Traditional disciplines of rowing have been excluded from a World Rowing bid to be included at Victoria 2026 ©Getty Images

Australian Olympic and Commonwealth Games gold medallist Peter Antonie has blasted World Rowing for excluding traditional disciplines in its bid to be part of the Victoria 2026 sport programme.

The Sydney Morning Herald reported that the worldwide body has applied for coastal rowing and beach sprints to be included into the event as a part of its strategy to secure the latter discipline's place in the Los Angeles 2028 Olympics.

Antonie is among those to criticise this proposal which will reject typical rowing events.

"Why is World Rowing ignoring and not growing rowing?" he said, as reported by the Sydney-based media outlet.

"They are destroying lightweight rowing, the core of the sport’s universality, and going down other pathways that include fiddling with race distances and looking to promote other sports such as coastal rowing."

He added that an alternative programme at Nagambie involving men’s and women’s lightweight, heavyweight and Para rowers is "attractive throughout Commonwealth rowing".

This included 2,000 metres events in singles, sculls and pairs.

Critics argue that coastal rowing, which involves a broader craft compared to traditional rowing, is almost absent in Australia.

The discipline consists of a head-to-head beach sprint of two crews over 10m to 15m followed by a 250m race to a buoy.

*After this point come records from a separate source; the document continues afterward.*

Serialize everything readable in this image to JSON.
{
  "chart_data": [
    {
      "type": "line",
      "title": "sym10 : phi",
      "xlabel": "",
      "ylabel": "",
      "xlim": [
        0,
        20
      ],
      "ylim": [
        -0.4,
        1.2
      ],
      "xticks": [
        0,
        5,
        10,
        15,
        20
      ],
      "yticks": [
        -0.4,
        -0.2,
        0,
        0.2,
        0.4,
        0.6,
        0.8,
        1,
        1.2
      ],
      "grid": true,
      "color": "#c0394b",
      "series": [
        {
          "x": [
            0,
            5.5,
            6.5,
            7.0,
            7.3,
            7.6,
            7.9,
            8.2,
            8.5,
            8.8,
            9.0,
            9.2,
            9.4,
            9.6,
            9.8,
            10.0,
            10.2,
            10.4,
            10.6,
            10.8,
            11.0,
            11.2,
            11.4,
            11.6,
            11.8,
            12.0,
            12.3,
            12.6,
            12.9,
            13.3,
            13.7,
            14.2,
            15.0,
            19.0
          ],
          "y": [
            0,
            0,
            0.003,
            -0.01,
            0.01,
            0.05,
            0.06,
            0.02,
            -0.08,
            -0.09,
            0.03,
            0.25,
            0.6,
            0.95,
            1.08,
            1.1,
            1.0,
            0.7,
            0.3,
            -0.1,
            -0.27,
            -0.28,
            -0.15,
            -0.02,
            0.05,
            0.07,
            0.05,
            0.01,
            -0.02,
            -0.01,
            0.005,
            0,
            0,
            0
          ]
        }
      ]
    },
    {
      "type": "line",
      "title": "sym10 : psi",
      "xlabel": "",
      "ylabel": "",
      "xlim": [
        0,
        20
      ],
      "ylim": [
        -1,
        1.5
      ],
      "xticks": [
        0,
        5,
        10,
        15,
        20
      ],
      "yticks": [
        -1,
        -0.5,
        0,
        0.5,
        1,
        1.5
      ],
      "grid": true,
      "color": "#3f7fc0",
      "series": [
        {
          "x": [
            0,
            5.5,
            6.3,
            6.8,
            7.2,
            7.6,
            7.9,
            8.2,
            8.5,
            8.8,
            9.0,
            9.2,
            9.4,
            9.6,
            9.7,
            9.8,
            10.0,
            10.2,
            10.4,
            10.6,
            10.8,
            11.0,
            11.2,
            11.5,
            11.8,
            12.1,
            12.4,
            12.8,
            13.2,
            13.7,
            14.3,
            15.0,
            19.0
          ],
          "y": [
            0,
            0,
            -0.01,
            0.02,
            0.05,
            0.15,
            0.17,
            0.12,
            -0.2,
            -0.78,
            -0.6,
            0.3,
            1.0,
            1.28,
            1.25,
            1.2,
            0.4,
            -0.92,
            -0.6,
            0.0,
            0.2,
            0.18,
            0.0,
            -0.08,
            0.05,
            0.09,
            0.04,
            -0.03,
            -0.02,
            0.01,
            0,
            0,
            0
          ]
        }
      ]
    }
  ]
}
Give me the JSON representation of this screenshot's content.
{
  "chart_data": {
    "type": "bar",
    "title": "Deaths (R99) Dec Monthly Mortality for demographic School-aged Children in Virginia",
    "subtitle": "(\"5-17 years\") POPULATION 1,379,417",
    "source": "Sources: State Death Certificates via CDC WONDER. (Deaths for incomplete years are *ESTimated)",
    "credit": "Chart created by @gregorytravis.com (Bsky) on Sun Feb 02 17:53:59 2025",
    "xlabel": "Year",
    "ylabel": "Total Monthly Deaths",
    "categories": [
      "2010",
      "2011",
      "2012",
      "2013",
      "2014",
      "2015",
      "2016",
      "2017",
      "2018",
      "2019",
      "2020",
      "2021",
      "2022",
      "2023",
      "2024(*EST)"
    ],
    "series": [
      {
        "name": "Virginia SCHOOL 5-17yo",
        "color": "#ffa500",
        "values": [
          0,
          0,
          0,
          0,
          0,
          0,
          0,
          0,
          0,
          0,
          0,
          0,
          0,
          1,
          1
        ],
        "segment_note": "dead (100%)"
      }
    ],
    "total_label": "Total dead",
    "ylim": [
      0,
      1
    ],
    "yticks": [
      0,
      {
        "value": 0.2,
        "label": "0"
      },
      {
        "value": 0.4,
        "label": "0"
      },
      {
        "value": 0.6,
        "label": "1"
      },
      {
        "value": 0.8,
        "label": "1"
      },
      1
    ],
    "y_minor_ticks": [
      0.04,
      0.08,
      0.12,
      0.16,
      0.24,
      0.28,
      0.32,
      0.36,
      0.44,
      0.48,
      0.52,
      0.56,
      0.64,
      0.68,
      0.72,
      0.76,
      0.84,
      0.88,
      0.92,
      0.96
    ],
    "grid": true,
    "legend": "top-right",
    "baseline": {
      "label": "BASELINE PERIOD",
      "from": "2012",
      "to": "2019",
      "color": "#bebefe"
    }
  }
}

Peter Antonie, left, won gold at the 1992 Commonwealth Games with Stephen Hawkins, right ©Getty Images
Peter Antonie, left, won gold at the 1992 Commonwealth Games with Stephen Hawkins, right ©Getty Images

Athletes are then required to return across the same distance before a final 10m to 15m sprint.

This year’s Australian Beach Sprints Championships saw 42 people enter while the Australian Rowing Championships attracted 2,400 entries.

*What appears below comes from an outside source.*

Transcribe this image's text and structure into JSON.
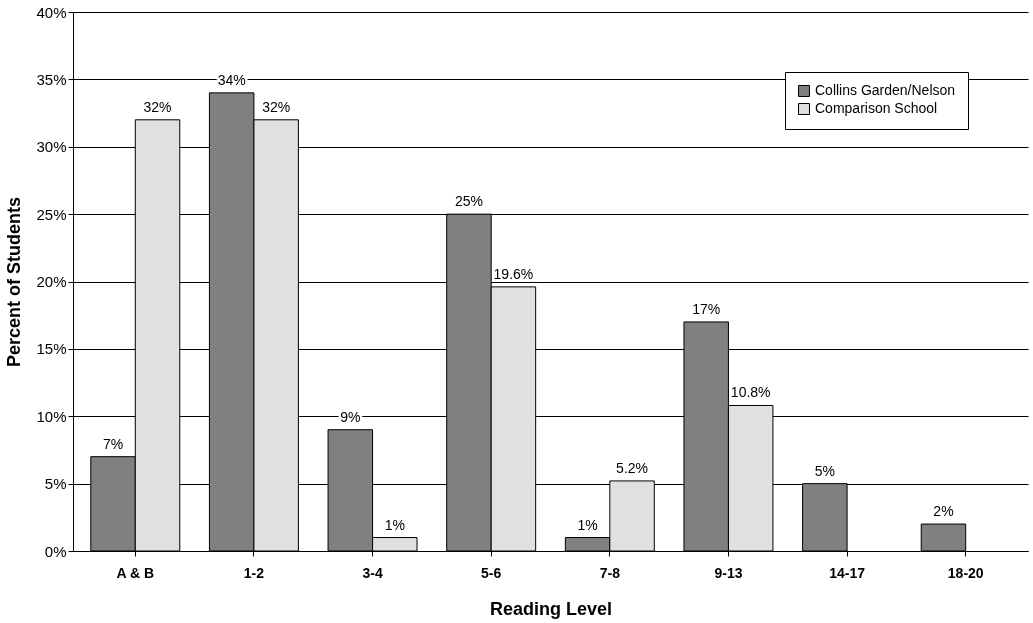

Just two participants from Commonwealth nations competed at the last coastal and beach sprint World Championships.

According to Sydney Morning Herald, World Rowing President Jean-Christophe Rolland defended the bid in a letter to Rowing Australia chief executive Ian Robson, citing future Olympics staging the event after it was left off the Paris 2024 programme.

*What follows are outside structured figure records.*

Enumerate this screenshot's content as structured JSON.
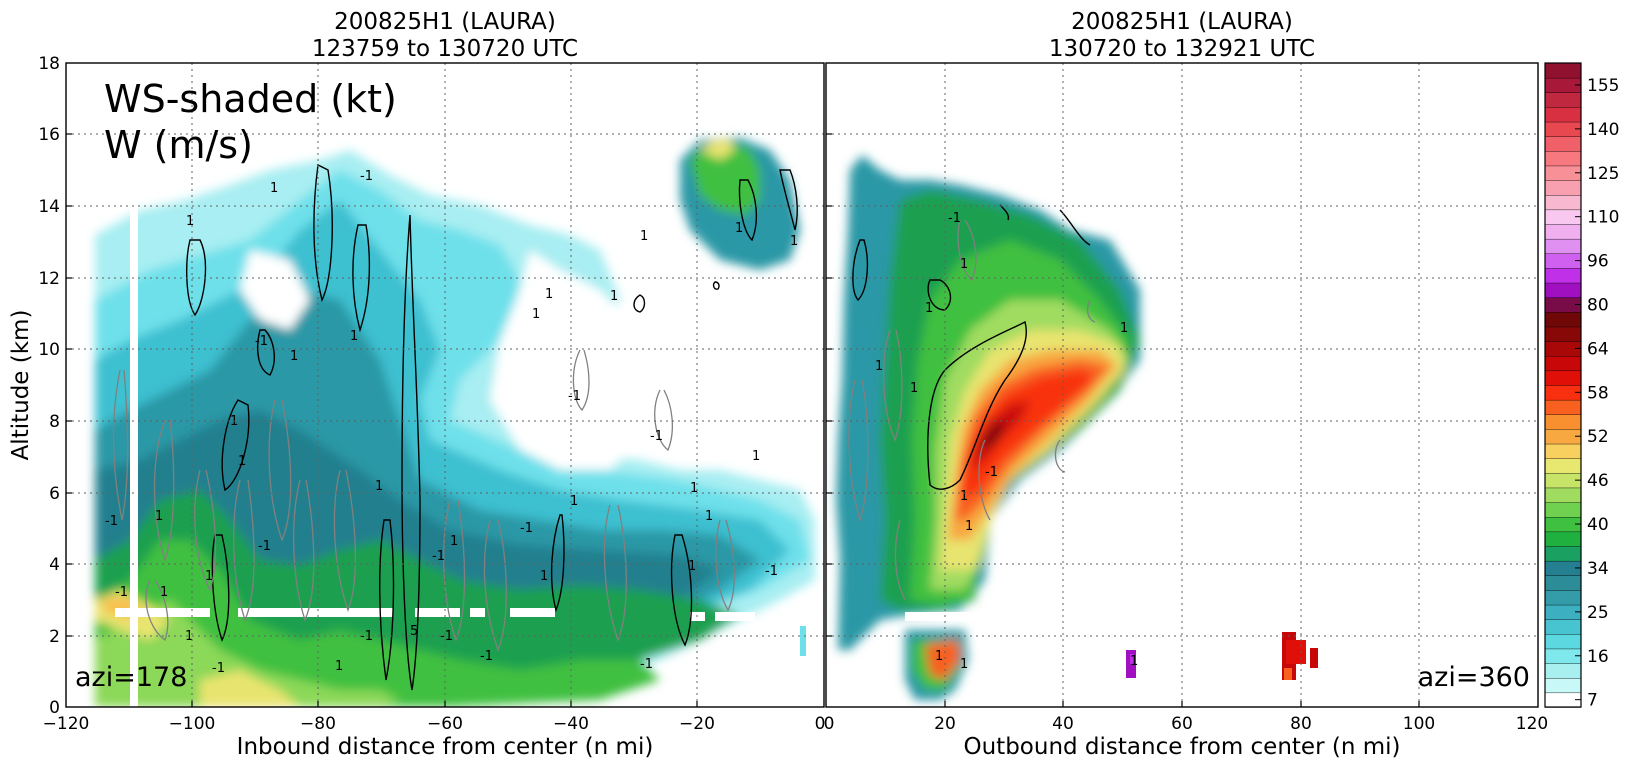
{
  "chart_data": [
    {
      "type": "heatmap",
      "title": "200825H1 (LAURA)",
      "subtitle": "123759 to 130720 UTC",
      "xlabel": "Inbound distance from center (n mi)",
      "ylabel": "Altitude (km)",
      "xlim": [
        -120,
        0
      ],
      "ylim": [
        0,
        18
      ],
      "x_ticks": [
        "−120",
        "−100",
        "−80",
        "−60",
        "−40",
        "−20",
        "0"
      ],
      "y_ticks": [
        "0",
        "2",
        "4",
        "6",
        "8",
        "10",
        "12",
        "14",
        "16",
        "18"
      ],
      "annotations": [
        "WS-shaded (kt)",
        "W (m/s)",
        "azi=178"
      ],
      "grid": true
    },
    {
      "type": "heatmap",
      "title": "200825H1 (LAURA)",
      "subtitle": "130720 to 132921 UTC",
      "xlabel": "Outbound distance from center (n mi)",
      "xlim": [
        0,
        120
      ],
      "ylim": [
        0,
        18
      ],
      "x_ticks": [
        "0",
        "20",
        "40",
        "60",
        "80",
        "100",
        "120"
      ],
      "annotations": [
        "azi=360"
      ],
      "grid": true
    }
  ],
  "colorbar": {
    "ticks": [
      "7",
      "16",
      "25",
      "34",
      "40",
      "46",
      "52",
      "58",
      "64",
      "80",
      "96",
      "110",
      "125",
      "140",
      "155"
    ],
    "colors": [
      "#ffffff",
      "#c8f8f8",
      "#a8f0f0",
      "#7ee8ec",
      "#5cd8e0",
      "#48c4d0",
      "#3cb0c0",
      "#349ca8",
      "#2c8c98",
      "#248090",
      "#1aa060",
      "#20b040",
      "#40c040",
      "#70d050",
      "#a0dc60",
      "#c8e468",
      "#e8e870",
      "#f8d060",
      "#f8a840",
      "#f89030",
      "#f86020",
      "#f83010",
      "#e01008",
      "#c80808",
      "#a80808",
      "#880808",
      "#700808",
      "#780c48",
      "#a010c0",
      "#c030e8",
      "#d060f0",
      "#e090f0",
      "#f0b0f0",
      "#f8c8f0",
      "#f8b8d0",
      "#f8a0b0",
      "#f89098",
      "#f87880",
      "#f06068",
      "#e84850",
      "#d83040",
      "#c02840",
      "#a81838",
      "#901030"
    ]
  }
}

He wrote: "The beach sprints format is at the heart of our Olympic strategy to have coastal rowing included as a new discipline on the Olympic program for LA 2028 and Brisbane 2032, in addition to the already confirmed inclusion in the Youth Olympic Games, Dakar 2026.

"Based on the World Rowing Olympic strategy and the work that Rowing Australia are working on now to develop coastal rowing in the wider Oceania region, we conclude that the natural fit for Victoria 2026 would be beach sprints."

Rolland also suggested that the "relatively low costs and simple requirements of coastal rowing and beach sprints" means it will create "wider participation" in the discipline.

New Zealand were the only nation to top Australia's medal tally at the Tokyo 2020 Olympics ©Getty Images
New Zealand were the only nation to top Australia's medal tally at the Tokyo 2020 Olympics ©Getty Images

He also claimed several Commonwealth nations "have limited or no access to classic rowing facilities and equipment but do have stretches of coastline or lakes with coastal conditions".

Sue Chapman-Popa - who is an Australian Olympian, a former Commonwealth Games athlete and mother of Tokyo 2020 champion Rosemary Popa - urged that surfboat rowing should be proposed if flat water rowing was not.

"Surfboat rowing is what many rowers come from or end up doing," she said.

Australia finished second behind only New Zealand, in the Tokyo 2020 Olympic rowing medals table thanks to two golds and two bronzes.

Commonwealth nations also accumulated half of the medals won at the Games with 34 of these countries being World Rowing members.

The deadline for submissions of formal expression of interest is tomorrow, with three or four sports expected to be added to the current crop of 16.

Rowing last appeared at the Commonwealth Games in 1986.